I shouldn’t have offered. Shouldn’t have insisted. But here I am, pulling on my jacket and grabbing my car keys. I pass the hideous glass dick vase on my hallway table. She put it back after I threw it in the trash.

It sets my nerves on end. Teasing me. She’s teasing me.

The elevator takes me down to the garage and the black Range Rover I use too rarely. Steven is more convenient day to day, skilled at parking and discreet.
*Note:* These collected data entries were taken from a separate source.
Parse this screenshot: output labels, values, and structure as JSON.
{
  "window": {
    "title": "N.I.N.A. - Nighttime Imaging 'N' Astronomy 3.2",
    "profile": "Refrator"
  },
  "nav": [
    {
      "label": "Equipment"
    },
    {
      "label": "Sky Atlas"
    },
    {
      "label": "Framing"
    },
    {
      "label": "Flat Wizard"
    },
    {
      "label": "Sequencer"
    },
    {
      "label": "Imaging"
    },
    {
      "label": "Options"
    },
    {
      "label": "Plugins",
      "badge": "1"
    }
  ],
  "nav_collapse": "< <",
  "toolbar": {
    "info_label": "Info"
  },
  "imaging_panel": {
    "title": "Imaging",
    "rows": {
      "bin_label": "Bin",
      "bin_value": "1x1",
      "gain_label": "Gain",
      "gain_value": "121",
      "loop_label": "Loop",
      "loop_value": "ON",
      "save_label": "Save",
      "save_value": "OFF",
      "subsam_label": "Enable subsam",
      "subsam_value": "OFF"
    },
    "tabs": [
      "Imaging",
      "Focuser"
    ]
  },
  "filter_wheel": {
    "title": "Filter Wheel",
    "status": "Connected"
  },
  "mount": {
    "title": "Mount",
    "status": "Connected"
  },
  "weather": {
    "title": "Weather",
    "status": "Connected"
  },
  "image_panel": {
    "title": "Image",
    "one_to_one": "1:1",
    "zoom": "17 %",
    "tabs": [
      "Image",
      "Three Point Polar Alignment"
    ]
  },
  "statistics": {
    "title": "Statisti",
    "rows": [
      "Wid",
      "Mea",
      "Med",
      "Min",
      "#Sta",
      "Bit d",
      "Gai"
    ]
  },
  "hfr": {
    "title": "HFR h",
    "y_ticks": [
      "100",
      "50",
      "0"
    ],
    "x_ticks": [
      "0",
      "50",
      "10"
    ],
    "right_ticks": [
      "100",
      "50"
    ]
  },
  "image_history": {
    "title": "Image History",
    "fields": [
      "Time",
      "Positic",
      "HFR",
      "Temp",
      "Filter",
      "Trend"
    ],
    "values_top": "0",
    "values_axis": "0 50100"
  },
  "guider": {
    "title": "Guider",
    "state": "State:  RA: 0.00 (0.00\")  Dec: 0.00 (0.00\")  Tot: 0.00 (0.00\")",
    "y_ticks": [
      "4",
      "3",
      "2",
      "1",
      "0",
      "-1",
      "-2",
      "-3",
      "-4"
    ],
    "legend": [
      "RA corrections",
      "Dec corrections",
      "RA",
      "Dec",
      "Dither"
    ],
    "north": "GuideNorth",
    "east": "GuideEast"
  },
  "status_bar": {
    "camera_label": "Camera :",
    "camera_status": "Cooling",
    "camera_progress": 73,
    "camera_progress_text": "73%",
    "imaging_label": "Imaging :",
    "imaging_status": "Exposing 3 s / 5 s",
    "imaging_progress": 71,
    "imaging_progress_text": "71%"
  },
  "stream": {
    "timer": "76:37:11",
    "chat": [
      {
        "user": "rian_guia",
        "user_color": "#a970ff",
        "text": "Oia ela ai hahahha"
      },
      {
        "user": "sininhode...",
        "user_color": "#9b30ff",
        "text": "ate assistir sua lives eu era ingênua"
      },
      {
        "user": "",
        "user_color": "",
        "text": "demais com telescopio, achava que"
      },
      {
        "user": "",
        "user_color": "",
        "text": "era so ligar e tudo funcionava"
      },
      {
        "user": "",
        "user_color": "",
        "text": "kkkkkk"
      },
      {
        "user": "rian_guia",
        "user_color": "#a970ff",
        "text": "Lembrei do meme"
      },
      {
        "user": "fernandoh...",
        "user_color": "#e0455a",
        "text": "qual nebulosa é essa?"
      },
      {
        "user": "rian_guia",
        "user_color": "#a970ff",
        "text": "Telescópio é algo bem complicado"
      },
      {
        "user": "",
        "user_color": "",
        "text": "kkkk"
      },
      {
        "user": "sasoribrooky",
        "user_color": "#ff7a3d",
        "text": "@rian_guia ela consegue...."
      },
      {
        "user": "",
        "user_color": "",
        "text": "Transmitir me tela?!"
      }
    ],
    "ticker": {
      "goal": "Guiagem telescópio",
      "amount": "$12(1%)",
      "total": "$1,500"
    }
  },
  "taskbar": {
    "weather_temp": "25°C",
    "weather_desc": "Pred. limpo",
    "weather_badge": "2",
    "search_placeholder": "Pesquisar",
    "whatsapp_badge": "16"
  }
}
The engine purrs to life under my hands.

She might not have texted yet, but I’m not going to sit at home and wait. Better to be in the city, to be moving. The streets of New York are filled with taxis and mopeds, delivering late-night food to drunkards and partygoers.

I weave through traffic with one hand on the wheel. Refuse to think about what I’m doing, the boundaries I’m crossing. Cecilia and I are not friends. Cecilia and I cannot become friends.